No, the evolution/creation controversy is solely about people with one particular religious belief wanting to impose that religious belief on the rest of the world. Political outlets, from school boards to state legislatures, have regularly been used to promote this narrow religious perspective. This has been the case regardless what the creationists have called their ideas, from creationism through "scientific creationism" to "intelligent design." The Discovery Institute, the world's foremost proponent of the non-science of "intelligent design," has made this point more clearly than I ever could when it wrote that "Design theory promises to reverse the stifling dominance of the materialist worldview, and to replace it with a science consonant with Christian and theistic convictions."

I'm not in the least interested in "a science consonant with Christian and theistic convictions" and I suspect that neither are the vast majority of people. Rather, I'm interested in a science that helps us understand the natural world. Religion, whatever you may think of it, exists for a different purpose.

So, for the political statement it will make, I urge you to go to Facebook and become a fan of "We can find 1,000,000 people who DO believe in Evolution before June." Even though this page was started after its creationist counterpart, as of this writing it has exceeded the creationist version by more than 200,000 fans. Spread the word and increase the margin!

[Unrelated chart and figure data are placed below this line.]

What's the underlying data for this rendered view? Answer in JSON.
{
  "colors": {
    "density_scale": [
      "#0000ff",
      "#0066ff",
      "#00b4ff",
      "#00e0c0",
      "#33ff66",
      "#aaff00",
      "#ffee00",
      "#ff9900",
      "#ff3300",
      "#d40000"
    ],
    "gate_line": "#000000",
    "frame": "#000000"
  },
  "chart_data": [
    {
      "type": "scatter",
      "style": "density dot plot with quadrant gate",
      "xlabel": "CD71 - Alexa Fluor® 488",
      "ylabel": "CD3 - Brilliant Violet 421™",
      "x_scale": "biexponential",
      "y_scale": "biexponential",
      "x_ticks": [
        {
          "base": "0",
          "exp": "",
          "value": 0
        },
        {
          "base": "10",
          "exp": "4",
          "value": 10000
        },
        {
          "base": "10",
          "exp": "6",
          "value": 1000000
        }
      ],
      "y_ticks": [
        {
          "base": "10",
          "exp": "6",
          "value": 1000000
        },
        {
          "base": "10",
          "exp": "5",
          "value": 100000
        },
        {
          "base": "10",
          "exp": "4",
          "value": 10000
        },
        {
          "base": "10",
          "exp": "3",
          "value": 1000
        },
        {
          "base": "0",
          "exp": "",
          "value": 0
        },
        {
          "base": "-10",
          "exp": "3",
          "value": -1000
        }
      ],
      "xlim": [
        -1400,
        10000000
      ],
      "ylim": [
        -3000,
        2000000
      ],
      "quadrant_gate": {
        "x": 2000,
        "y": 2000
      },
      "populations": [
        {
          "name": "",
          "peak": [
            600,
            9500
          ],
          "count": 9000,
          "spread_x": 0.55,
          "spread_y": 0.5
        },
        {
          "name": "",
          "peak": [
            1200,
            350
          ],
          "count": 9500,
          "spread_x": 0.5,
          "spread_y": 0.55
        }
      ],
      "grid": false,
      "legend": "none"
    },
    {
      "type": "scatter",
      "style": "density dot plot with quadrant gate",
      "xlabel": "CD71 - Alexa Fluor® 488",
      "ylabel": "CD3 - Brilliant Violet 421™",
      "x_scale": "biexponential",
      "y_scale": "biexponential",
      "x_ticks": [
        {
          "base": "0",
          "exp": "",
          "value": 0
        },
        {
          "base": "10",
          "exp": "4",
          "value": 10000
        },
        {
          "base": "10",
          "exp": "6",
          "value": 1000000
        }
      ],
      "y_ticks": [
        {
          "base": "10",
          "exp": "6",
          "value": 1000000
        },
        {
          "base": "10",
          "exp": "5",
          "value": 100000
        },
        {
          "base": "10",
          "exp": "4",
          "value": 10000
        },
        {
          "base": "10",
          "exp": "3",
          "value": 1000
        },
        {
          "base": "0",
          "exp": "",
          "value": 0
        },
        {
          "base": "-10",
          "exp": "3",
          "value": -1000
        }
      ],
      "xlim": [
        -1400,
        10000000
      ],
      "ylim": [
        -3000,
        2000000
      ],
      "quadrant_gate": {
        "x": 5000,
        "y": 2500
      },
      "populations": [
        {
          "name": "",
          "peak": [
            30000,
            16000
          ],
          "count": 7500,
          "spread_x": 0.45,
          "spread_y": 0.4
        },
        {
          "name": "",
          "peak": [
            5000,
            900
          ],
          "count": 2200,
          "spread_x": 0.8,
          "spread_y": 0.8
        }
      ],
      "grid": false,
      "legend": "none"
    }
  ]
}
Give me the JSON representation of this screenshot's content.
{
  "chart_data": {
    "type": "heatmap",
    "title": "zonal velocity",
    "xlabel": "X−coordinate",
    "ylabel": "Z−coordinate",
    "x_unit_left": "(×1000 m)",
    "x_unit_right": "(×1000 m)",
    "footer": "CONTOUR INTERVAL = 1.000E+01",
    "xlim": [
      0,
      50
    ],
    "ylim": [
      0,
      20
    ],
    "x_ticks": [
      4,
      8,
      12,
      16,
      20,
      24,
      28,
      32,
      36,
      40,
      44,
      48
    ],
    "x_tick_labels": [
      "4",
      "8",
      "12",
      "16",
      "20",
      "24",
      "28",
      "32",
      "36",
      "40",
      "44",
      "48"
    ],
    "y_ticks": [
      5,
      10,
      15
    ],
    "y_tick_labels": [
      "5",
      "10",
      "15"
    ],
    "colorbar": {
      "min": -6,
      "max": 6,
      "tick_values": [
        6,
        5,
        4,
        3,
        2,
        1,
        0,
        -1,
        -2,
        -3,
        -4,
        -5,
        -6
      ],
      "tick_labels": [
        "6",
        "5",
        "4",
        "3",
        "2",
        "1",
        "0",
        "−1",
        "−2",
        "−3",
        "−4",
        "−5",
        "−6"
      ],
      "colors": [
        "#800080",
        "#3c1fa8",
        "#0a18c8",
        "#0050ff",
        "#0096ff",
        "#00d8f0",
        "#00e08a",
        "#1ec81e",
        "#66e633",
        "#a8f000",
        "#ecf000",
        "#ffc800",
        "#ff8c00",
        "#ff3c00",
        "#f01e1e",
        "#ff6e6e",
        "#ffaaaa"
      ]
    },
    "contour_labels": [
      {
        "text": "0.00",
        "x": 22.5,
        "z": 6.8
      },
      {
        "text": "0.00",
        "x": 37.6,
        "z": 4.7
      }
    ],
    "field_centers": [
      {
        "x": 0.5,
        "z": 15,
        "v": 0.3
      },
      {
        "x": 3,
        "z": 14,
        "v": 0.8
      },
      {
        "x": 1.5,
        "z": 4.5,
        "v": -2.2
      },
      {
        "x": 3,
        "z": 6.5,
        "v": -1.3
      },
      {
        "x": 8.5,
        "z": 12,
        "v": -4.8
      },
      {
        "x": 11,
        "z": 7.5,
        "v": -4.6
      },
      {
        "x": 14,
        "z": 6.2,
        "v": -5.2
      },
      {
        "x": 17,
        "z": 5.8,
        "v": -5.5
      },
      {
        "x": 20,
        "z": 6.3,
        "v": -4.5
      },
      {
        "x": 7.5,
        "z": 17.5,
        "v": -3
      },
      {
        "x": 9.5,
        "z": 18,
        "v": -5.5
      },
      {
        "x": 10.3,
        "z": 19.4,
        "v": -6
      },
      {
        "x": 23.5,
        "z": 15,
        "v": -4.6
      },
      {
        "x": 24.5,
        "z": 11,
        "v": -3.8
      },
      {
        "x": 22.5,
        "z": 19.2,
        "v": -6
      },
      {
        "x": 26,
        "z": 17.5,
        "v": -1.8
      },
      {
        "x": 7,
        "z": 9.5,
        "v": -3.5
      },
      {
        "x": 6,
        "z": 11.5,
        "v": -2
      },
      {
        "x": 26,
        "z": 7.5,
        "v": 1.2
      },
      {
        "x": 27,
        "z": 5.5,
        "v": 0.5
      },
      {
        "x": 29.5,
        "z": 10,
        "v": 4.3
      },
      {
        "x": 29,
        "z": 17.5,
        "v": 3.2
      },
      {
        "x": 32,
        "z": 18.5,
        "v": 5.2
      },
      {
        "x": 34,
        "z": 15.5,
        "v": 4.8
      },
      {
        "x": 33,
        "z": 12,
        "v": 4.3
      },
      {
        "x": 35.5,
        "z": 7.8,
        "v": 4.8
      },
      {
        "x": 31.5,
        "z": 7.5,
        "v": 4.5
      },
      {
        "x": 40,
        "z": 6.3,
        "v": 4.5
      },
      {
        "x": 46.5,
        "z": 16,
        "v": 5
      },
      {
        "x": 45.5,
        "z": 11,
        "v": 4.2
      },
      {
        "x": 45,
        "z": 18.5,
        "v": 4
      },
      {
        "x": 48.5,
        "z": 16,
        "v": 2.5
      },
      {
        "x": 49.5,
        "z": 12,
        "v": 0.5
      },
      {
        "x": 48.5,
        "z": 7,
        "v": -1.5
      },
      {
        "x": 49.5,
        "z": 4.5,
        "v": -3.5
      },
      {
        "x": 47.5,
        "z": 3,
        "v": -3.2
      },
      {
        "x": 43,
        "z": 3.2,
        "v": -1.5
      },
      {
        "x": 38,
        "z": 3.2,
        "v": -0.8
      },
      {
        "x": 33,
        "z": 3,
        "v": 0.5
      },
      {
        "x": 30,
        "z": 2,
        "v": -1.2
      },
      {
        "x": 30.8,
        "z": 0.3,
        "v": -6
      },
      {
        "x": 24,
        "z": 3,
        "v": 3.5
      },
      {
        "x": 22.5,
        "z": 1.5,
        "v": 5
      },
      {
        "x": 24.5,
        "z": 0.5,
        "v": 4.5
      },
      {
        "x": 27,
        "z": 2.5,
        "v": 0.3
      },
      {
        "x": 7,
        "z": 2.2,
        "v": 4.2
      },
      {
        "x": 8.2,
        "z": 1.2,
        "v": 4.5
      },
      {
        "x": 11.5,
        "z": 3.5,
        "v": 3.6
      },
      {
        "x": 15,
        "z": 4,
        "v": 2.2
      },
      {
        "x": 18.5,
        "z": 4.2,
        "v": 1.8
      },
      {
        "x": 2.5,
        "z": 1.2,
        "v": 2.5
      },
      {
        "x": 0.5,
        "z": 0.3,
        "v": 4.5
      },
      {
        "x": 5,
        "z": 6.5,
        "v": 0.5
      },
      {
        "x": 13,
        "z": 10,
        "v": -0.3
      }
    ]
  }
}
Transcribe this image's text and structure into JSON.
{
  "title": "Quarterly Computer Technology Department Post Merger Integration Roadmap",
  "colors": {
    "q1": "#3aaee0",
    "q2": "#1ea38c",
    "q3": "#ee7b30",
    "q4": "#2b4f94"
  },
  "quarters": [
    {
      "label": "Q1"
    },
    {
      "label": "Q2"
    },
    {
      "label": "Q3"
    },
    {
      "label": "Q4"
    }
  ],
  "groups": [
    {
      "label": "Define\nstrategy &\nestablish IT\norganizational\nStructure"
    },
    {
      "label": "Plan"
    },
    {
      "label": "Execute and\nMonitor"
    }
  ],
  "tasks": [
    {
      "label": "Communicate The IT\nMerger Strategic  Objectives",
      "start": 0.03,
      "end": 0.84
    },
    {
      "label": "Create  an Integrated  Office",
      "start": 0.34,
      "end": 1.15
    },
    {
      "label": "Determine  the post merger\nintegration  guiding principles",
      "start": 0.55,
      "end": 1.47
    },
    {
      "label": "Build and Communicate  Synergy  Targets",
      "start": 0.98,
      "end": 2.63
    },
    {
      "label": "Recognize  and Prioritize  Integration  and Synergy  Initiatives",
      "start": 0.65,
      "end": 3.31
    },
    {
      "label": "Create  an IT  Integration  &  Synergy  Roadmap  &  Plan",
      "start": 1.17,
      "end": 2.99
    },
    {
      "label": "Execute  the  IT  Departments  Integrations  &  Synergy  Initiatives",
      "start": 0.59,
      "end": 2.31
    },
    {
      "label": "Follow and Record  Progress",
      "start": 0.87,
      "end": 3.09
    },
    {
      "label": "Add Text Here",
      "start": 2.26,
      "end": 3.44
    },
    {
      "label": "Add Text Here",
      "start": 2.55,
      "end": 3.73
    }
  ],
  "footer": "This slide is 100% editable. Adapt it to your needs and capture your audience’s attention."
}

(I want to conclude with an aside to deflect a criticism that I'm certain some will level against me and The Clergy Letter Project. I've made it clear that I don't believe that the validity of evolutionary theory is enhanced by petitions and yet, some will surely say, "isn't that exactly what The Clergy Letter Project is all about?" The answer is a simple and unqualified NO! The purpose of The Clergy Letter Project is to demonstrate that thousands of religious leaders see no conflict with their religion and evolution. These people are uniquely qualified to make this statement, a powerful statement that is both theologically and politically based.)